His door closed, and Winnie breathed out, feeling flushed and semi-whiplashed about. She’d always felt like that after being with Ty, and she actually liked it. He opened her door and crowded into her, his chest about the same height as hers now.
He reached up and tucked her curls behind her ear, and wow, Winnie hadn’t been touched that intimately in a long, long time. A yawning need for it opened in her heart and soul, and all of the flirtatiousness between her and Ty evaporated.
This was real, and this was good, and Winnie didn’t want to sugarcoat it. “Ty.” She fiddled with that top button again. “I don’t care if you go to church or not, but you should go because you want to, not because you’ll get to hold my hand.”
She met his eyes and found a storm in his before he blinked it into submission.
“You’re right,” he said as he backed up, took her hand in his, and gave her space to use the runner to get out of the truck. “I could check the weather for tomorrow, though, and we could definitely have a picnic after the sermon.”
He led her down the street, which had a great small-town vibe, with Saturday evening shoppers, couples heading to their restaurant of choice, and that bubbling fountain in the middle of the roundabout.
“I don’t know if I can get a basket and a red-checkered blanket in less than twenty-four hours, but I’m pretty sure my momma said the weather would hold for another week or so.”
“I believe you can do anything you set your mind to.” She grinned over to him, but he scoffed.

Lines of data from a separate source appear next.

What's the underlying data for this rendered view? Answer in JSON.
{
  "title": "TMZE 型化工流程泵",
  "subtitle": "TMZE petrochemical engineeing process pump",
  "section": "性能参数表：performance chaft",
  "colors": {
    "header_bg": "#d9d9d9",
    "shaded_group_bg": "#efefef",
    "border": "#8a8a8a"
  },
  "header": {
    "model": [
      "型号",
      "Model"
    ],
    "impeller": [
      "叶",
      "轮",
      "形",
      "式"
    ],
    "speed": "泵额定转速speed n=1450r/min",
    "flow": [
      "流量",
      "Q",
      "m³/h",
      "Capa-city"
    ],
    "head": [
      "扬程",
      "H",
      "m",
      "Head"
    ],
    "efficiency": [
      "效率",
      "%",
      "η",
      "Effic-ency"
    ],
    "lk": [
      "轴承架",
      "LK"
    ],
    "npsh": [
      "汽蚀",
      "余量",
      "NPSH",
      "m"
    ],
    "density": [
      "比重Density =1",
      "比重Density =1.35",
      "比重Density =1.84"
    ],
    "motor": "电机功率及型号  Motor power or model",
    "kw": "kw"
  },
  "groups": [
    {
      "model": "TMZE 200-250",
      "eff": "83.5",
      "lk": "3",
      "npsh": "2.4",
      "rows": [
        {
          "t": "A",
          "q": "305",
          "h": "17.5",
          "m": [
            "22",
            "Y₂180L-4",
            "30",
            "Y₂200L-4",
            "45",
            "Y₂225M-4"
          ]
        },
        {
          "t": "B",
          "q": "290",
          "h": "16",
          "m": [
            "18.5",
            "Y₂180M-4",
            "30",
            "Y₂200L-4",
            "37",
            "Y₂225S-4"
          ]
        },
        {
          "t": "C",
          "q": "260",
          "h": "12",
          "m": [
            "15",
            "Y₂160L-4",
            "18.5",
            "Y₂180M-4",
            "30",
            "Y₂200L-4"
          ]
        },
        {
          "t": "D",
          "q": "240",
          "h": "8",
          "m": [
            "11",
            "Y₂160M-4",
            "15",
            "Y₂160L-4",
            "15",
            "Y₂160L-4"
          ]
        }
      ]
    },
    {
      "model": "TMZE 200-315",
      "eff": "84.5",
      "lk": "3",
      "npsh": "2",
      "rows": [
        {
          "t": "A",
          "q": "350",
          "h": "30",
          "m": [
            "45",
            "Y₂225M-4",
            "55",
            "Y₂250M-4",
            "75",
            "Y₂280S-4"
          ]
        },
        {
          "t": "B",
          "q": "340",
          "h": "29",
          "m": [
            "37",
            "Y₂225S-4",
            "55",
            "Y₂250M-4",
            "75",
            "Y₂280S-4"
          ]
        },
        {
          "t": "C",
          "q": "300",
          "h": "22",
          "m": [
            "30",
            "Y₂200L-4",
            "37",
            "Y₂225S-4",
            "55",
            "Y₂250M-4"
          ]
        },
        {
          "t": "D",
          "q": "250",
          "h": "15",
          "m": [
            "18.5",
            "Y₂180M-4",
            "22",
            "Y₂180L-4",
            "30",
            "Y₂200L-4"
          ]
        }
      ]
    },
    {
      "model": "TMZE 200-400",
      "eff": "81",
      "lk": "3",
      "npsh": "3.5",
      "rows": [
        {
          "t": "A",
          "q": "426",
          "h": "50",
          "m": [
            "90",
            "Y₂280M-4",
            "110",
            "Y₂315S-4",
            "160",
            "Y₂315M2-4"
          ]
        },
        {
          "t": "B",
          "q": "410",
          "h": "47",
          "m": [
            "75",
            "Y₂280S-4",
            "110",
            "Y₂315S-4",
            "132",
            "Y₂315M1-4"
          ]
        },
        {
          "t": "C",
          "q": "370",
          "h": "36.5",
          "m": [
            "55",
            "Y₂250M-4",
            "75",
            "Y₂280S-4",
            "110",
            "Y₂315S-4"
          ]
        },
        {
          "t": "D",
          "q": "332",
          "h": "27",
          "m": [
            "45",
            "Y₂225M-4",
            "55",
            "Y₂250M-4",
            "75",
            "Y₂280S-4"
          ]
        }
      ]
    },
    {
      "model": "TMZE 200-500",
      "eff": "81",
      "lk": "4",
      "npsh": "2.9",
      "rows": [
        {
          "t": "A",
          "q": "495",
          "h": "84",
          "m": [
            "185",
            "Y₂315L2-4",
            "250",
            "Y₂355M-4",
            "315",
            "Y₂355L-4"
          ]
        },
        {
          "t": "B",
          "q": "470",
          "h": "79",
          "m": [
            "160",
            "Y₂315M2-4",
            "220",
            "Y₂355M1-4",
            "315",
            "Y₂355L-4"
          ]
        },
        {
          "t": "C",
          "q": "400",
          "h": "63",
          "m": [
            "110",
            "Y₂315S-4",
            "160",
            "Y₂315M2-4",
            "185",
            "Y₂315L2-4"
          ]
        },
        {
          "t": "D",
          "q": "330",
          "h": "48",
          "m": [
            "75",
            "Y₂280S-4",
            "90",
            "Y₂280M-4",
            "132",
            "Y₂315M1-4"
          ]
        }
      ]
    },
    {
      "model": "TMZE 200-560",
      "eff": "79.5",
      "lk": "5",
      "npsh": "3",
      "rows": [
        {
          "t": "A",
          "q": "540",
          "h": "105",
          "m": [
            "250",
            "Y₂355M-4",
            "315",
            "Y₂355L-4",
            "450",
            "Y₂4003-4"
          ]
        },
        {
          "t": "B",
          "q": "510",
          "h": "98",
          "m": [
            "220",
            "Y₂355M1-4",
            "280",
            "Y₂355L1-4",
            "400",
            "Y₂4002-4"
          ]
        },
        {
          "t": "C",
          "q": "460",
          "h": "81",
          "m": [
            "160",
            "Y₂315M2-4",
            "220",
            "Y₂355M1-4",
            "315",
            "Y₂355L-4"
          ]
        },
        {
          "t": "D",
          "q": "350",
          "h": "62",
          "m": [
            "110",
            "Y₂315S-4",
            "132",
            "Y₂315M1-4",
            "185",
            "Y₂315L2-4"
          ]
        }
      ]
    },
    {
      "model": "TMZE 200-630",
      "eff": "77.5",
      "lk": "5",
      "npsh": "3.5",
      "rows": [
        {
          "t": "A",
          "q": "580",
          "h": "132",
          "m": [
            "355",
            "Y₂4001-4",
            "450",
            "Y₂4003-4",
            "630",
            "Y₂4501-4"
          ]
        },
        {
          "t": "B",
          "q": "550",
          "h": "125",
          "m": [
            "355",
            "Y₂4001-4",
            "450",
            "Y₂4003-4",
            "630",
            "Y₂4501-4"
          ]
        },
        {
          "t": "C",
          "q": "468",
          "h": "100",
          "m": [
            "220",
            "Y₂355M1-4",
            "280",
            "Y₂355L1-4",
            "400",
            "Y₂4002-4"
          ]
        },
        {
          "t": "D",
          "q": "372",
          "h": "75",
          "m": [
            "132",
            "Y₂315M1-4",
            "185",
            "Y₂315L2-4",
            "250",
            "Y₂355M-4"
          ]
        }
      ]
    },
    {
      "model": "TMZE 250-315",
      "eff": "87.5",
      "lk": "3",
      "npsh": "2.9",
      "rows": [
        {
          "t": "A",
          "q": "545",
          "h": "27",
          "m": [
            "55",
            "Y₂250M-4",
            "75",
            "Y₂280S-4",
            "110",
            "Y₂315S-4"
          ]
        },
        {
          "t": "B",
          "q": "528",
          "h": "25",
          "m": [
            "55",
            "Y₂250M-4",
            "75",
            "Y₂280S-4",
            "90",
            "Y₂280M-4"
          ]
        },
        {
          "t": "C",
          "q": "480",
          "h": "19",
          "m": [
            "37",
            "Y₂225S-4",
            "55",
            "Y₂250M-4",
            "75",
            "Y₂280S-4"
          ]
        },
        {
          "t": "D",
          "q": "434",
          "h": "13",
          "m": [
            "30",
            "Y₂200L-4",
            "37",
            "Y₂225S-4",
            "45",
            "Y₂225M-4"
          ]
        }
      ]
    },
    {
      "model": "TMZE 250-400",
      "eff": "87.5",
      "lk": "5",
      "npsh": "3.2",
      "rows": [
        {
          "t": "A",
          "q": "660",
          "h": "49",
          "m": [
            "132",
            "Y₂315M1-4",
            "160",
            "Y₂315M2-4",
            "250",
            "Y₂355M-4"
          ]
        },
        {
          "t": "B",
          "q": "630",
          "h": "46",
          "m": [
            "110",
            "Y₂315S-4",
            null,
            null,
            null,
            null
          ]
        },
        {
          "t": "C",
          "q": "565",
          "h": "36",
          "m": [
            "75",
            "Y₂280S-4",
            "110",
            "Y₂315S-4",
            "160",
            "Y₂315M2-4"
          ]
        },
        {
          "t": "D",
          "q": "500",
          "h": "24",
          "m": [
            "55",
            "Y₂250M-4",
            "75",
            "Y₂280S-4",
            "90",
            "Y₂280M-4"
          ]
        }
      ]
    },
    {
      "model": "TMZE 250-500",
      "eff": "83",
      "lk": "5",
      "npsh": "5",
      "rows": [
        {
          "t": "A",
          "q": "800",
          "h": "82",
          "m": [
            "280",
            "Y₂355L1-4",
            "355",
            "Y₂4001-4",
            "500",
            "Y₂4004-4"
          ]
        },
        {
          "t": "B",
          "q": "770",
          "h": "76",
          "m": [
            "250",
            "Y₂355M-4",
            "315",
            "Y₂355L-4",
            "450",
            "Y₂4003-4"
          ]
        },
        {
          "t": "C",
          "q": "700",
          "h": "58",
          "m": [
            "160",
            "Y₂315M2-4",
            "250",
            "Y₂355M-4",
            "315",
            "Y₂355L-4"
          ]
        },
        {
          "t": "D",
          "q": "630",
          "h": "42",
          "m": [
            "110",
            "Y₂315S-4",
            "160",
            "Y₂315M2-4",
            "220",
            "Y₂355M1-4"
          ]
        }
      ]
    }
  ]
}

“Well, you’d be wrong about that,” he said. “Because I can set my mind to hear again out of my left ear, but that ain’t gonna happen.” He nodded toward a door, and Winnie stepped that way.
He reached past her to open it, and she entered Squared Away first, her pulse stampeding through her veins.
She quickly turned into Ty in the tight space, as others had arrived ahead of them and currently milled about in the front waiting area.
“I didn’t mean anything by it,” she said.
“I just meant I think you’re amazing, and if I wanted a basket and a red-checkered blanket in less than twenty-four hours, I know you’d get it for me. That’s all.”
He wore a tightness in his jaw that relaxed as he nodded. He opened his mouth to say something, but a deafening country music song began to play, and Winnie blinked as she turned to see what in the world was happening here.
Ty’s hand in hers tightened, and the next thing she knew, he’d pulled her back out onto the sidewalk. “I don’t want to eat here,” he said. “It’s too loud.”
Flustered, Winnie looked down the block. “Where are we going to go, then?” She certainly didn’t know all the options, and it was a Saturday night at peak dinnertime. In that moment, her stomach growled, just to remind her she hadn’t fed it in hours.
“Come on.” He dropped her hand and started back down the street toward where they’d parked, drawing his phone out of his back pocket as he moved. “I know the perfect place, and I just have to make a phone call real quick….”
Winnie scampered after him, because he was her ride and she needed to eat. Oh, and wherever Ty was, she wanted to be too.